As I have been searching over the internet, I found out lots of people having problems with Form-based authentication when using Apache Nutch crawler. All posts I have found ended with no solution, so I am giving you one option here.
By default, Nutch uses protocol-http plugin to retrieve pages. The plugin protocol-httpclient supports several HTTP authentication schemes out of the box and uses (still :() HttpClient v3.x (to use this plugin, you will need to update conf/nutch-site.xml plugin.includes properties). Credentials for specific hosts are read from conf/httpclient-auth.xml file.
Good option is to define xml for saving forms credentials. I for example, used:
<credentials username="myUsn" password="myPass"> <formscope loginPage="httpMethodPageUrl" className="si.zitnik.pathToClassName" port="portNum" /> </credentials>
Then I edited setCredentials method inside Http class in protocol-httpclient plugin to read new type of credentials. In the method resolveCredentials I instantiate class given by className and call the login function (build your prefered way of abstract classes/interfaces to make the procedure as generic as possible). In the plugin, httpclient uses BROWSER_COMPATIBILITY Cookie policy, so we need no further changes.

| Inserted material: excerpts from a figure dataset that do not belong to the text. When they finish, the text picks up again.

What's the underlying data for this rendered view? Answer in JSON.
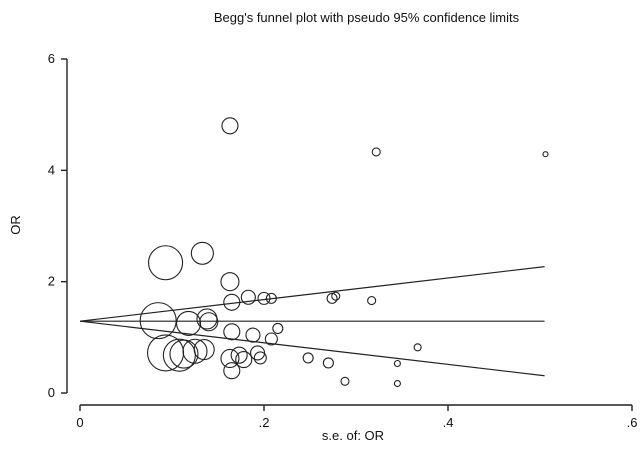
{
  "chart_data": {
    "type": "scatter",
    "title": "Begg's funnel plot with pseudo 95% confidence limits",
    "xlabel": "s.e. of: OR",
    "ylabel": "OR",
    "xlim": [
      0,
      0.6
    ],
    "ylim": [
      0,
      6
    ],
    "x_ticks": [
      0,
      0.2,
      0.4,
      0.6
    ],
    "x_tick_labels": [
      "0",
      ".2",
      ".4",
      ".6"
    ],
    "y_ticks": [
      0,
      2,
      4,
      6
    ],
    "y_tick_labels": [
      "0",
      "2",
      "4",
      "6"
    ],
    "grid": false,
    "pooled_estimate": 1.29,
    "pseudo_ci_lines": [
      {
        "x": [
          0,
          0.505
        ],
        "y": [
          1.29,
          2.27
        ]
      },
      {
        "x": [
          0,
          0.505
        ],
        "y": [
          1.29,
          0.31
        ]
      },
      {
        "x": [
          0,
          0.505
        ],
        "y": [
          1.29,
          1.29
        ]
      }
    ],
    "points": [
      {
        "x": 0.163,
        "y": 4.8,
        "r": 8
      },
      {
        "x": 0.322,
        "y": 4.33,
        "r": 4
      },
      {
        "x": 0.506,
        "y": 4.29,
        "r": 2.5
      },
      {
        "x": 0.093,
        "y": 2.34,
        "r": 17
      },
      {
        "x": 0.133,
        "y": 2.51,
        "r": 11
      },
      {
        "x": 0.163,
        "y": 2.0,
        "r": 9
      },
      {
        "x": 0.165,
        "y": 1.63,
        "r": 8
      },
      {
        "x": 0.183,
        "y": 1.72,
        "r": 7
      },
      {
        "x": 0.2,
        "y": 1.7,
        "r": 6
      },
      {
        "x": 0.208,
        "y": 1.7,
        "r": 5
      },
      {
        "x": 0.274,
        "y": 1.7,
        "r": 5
      },
      {
        "x": 0.278,
        "y": 1.74,
        "r": 4
      },
      {
        "x": 0.317,
        "y": 1.66,
        "r": 4
      },
      {
        "x": 0.085,
        "y": 1.3,
        "r": 18
      },
      {
        "x": 0.118,
        "y": 1.25,
        "r": 12
      },
      {
        "x": 0.138,
        "y": 1.33,
        "r": 10
      },
      {
        "x": 0.14,
        "y": 1.28,
        "r": 9
      },
      {
        "x": 0.165,
        "y": 1.1,
        "r": 8
      },
      {
        "x": 0.188,
        "y": 1.04,
        "r": 7
      },
      {
        "x": 0.208,
        "y": 0.97,
        "r": 6
      },
      {
        "x": 0.215,
        "y": 1.16,
        "r": 5
      },
      {
        "x": 0.093,
        "y": 0.72,
        "r": 18
      },
      {
        "x": 0.108,
        "y": 0.68,
        "r": 16
      },
      {
        "x": 0.113,
        "y": 0.7,
        "r": 14
      },
      {
        "x": 0.125,
        "y": 0.75,
        "r": 12
      },
      {
        "x": 0.135,
        "y": 0.78,
        "r": 10
      },
      {
        "x": 0.163,
        "y": 0.62,
        "r": 9
      },
      {
        "x": 0.178,
        "y": 0.6,
        "r": 8
      },
      {
        "x": 0.173,
        "y": 0.68,
        "r": 8
      },
      {
        "x": 0.193,
        "y": 0.72,
        "r": 7
      },
      {
        "x": 0.196,
        "y": 0.63,
        "r": 6
      },
      {
        "x": 0.165,
        "y": 0.4,
        "r": 8
      },
      {
        "x": 0.248,
        "y": 0.63,
        "r": 5
      },
      {
        "x": 0.27,
        "y": 0.54,
        "r": 5
      },
      {
        "x": 0.288,
        "y": 0.21,
        "r": 4
      },
      {
        "x": 0.345,
        "y": 0.53,
        "r": 3
      },
      {
        "x": 0.345,
        "y": 0.17,
        "r": 3
      },
      {
        "x": 0.367,
        "y": 0.82,
        "r": 3.5
      }
    ]
  }
}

The last thing is writing your own login class that accepts previously read parameters and authenticates to the page. The easiest way is to write it directly inside protocol-httpclient plugin. (If you want to write it somewhere else, you will need to modify dependencies in plugin’s build xmls).
After that enjoy crawling!
Nice solution 🙂
I’m beginner in Java and want to try your solution for Nutch.

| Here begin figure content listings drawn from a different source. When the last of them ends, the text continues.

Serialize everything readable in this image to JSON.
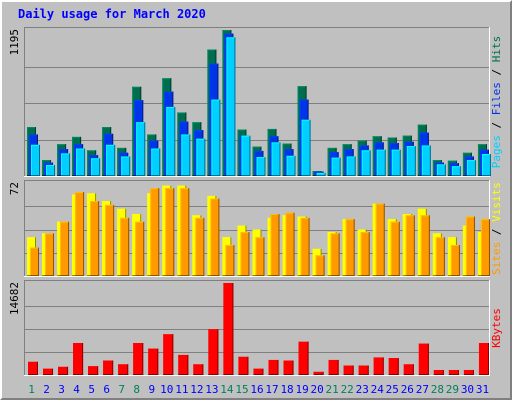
{
  "title": "Daily usage for March 2020",
  "chart_data": [
    {
      "type": "bar",
      "name": "pages-files-hits",
      "categories": [
        "1",
        "2",
        "3",
        "4",
        "5",
        "6",
        "7",
        "8",
        "9",
        "10",
        "11",
        "12",
        "13",
        "14",
        "15",
        "16",
        "17",
        "18",
        "19",
        "20",
        "21",
        "22",
        "23",
        "24",
        "25",
        "26",
        "27",
        "28",
        "29",
        "30",
        "31"
      ],
      "weekend_days": [
        "1",
        "7",
        "8",
        "14",
        "15",
        "21",
        "22",
        "28",
        "29"
      ],
      "ymax_label": "1195",
      "ymax": 1195,
      "series": [
        {
          "name": "Hits",
          "color": "#006e4e",
          "values": [
            400,
            130,
            260,
            320,
            210,
            400,
            230,
            730,
            340,
            800,
            520,
            440,
            1035,
            1195,
            380,
            240,
            385,
            265,
            735,
            40,
            230,
            260,
            290,
            325,
            315,
            330,
            420,
            130,
            125,
            190,
            260
          ]
        },
        {
          "name": "Files",
          "color": "#0034e8",
          "values": [
            340,
            110,
            220,
            260,
            170,
            345,
            190,
            620,
            290,
            690,
            445,
            375,
            920,
            1165,
            330,
            205,
            325,
            220,
            625,
            35,
            195,
            220,
            250,
            275,
            270,
            280,
            355,
            110,
            105,
            160,
            215
          ]
        },
        {
          "name": "Pages",
          "color": "#00cfff",
          "values": [
            255,
            90,
            185,
            225,
            145,
            255,
            160,
            440,
            225,
            565,
            340,
            305,
            625,
            1135,
            330,
            155,
            275,
            165,
            460,
            25,
            150,
            160,
            210,
            215,
            215,
            245,
            250,
            95,
            80,
            130,
            180
          ]
        }
      ]
    },
    {
      "type": "bar",
      "name": "visits-sites",
      "categories": [
        "1",
        "2",
        "3",
        "4",
        "5",
        "6",
        "7",
        "8",
        "9",
        "10",
        "11",
        "12",
        "13",
        "14",
        "15",
        "16",
        "17",
        "18",
        "19",
        "20",
        "21",
        "22",
        "23",
        "24",
        "25",
        "26",
        "27",
        "28",
        "29",
        "30",
        "31"
      ],
      "ymax_label": "72",
      "ymax": 72,
      "series": [
        {
          "name": "Visits",
          "color": "#ffff00",
          "values": [
            30,
            33,
            42,
            63,
            64,
            58,
            52,
            48,
            64,
            70,
            70,
            47,
            62,
            30,
            39,
            36,
            45,
            47,
            46,
            21,
            34,
            44,
            36,
            56,
            44,
            48,
            52,
            33,
            30,
            39,
            34
          ]
        },
        {
          "name": "Sites",
          "color": "#ff9900",
          "values": [
            22,
            33,
            42,
            65,
            58,
            55,
            45,
            42,
            68,
            68,
            68,
            45,
            60,
            24,
            34,
            30,
            48,
            49,
            45,
            16,
            33,
            44,
            34,
            56,
            42,
            47,
            47,
            30,
            24,
            46,
            44
          ]
        }
      ]
    },
    {
      "type": "bar",
      "name": "kbytes",
      "categories": [
        "1",
        "2",
        "3",
        "4",
        "5",
        "6",
        "7",
        "8",
        "9",
        "10",
        "11",
        "12",
        "13",
        "14",
        "15",
        "16",
        "17",
        "18",
        "19",
        "20",
        "21",
        "22",
        "23",
        "24",
        "25",
        "26",
        "27",
        "28",
        "29",
        "30",
        "31"
      ],
      "ymax_label": "14682",
      "ymax": 14682,
      "series": [
        {
          "name": "KBytes",
          "color": "#ff0000",
          "values": [
            2100,
            1000,
            1300,
            5100,
            1400,
            2300,
            1700,
            5100,
            4200,
            6500,
            3200,
            1700,
            7300,
            14682,
            2900,
            1000,
            2400,
            2300,
            5300,
            500,
            2400,
            1500,
            1500,
            2800,
            2700,
            1700,
            5000,
            800,
            800,
            800,
            5100
          ]
        }
      ]
    }
  ],
  "axis_titles": {
    "top": [
      {
        "text": "Pages",
        "color": "#00cfff"
      },
      {
        "text": " / ",
        "color": "#000000"
      },
      {
        "text": "Files",
        "color": "#0034e8"
      },
      {
        "text": " / ",
        "color": "#000000"
      },
      {
        "text": "Hits",
        "color": "#006e4e"
      }
    ],
    "middle": [
      {
        "text": "Sites",
        "color": "#ff9900"
      },
      {
        "text": " / ",
        "color": "#000000"
      },
      {
        "text": "Visits",
        "color": "#ffff00"
      }
    ],
    "bottom": [
      {
        "text": "KBytes",
        "color": "#ff0000"
      }
    ]
  },
  "colors": {
    "background": "#c0c0c0",
    "title": "#0000ff",
    "weekday_label": "#0000ff",
    "weekend_label": "#00805c",
    "grid": "#808080"
  }
}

Why need it ~loginPage=”httpMethodPageUrl”~ and could you publish example of loginClass or/and some changes?
Thank you 🙂
loginPage is needed to login to a site.
For example you crawl sites at http://myservice.com/folder1/main.html, but to login to site, you need to make post request: http://myservice.com/login.php?username=denis&pass=wtfispass.
loginPage is therefore “http://myservice.com/login.php” and className is class that builds and posts post request.

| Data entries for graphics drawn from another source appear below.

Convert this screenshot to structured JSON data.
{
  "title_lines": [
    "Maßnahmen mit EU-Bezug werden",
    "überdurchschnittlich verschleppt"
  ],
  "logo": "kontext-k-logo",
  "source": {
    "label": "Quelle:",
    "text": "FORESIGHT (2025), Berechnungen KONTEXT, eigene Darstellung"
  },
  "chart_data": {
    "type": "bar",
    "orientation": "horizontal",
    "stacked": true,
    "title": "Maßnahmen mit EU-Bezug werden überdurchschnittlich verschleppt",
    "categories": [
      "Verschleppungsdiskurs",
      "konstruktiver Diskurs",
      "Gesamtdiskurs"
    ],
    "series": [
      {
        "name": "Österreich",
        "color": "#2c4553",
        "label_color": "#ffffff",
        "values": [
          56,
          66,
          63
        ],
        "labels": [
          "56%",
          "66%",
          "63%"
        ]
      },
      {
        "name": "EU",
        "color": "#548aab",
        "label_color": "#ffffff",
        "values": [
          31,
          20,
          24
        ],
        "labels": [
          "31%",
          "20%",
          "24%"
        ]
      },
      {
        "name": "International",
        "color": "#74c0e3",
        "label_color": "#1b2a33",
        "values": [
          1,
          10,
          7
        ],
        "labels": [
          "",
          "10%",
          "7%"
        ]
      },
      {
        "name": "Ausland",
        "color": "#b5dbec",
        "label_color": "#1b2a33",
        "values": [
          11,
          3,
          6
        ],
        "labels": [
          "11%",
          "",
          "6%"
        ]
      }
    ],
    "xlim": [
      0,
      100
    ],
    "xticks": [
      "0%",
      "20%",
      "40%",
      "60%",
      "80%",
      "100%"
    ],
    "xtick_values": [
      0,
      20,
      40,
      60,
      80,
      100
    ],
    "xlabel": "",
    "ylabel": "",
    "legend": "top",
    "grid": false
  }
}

You can also hardcode url into a class and loginPage would be not necessary.
Br,
Slavko
Hi,
Thank you for your solution. It’s really useful.
I was just wondering how did you send the HttpResponse back? Since that is the return in Http.java ‘s getResopnse() function.
I am trying to solve the form post authentication.
I wrote a class in HttpClient 4.1 but that’s not useful. So, I wrote this :
URL url = new URL(“http://somewebsite/docs/DOC-2264″);
String authStr =”usrname:password”;
String encodedAuthStr = Base64.encodeBase64String(authStr.getBytes());
HttpURLConnection connection = (HttpURLConnection) url.openConnection();
connection.setRequestMethod(“POST”);
connection.setDoOutput(true);
connection.setRequestProperty(“Authorization”, “Basic ” + encodedAuthStr);
InputStream content = (InputStream)connection.getInputStream();
BufferedReader in =
new BufferedReader (new InputStreamReader (content));
Hi!
For authentications I needed, I did everything in the login class just to get httpsession and that was all.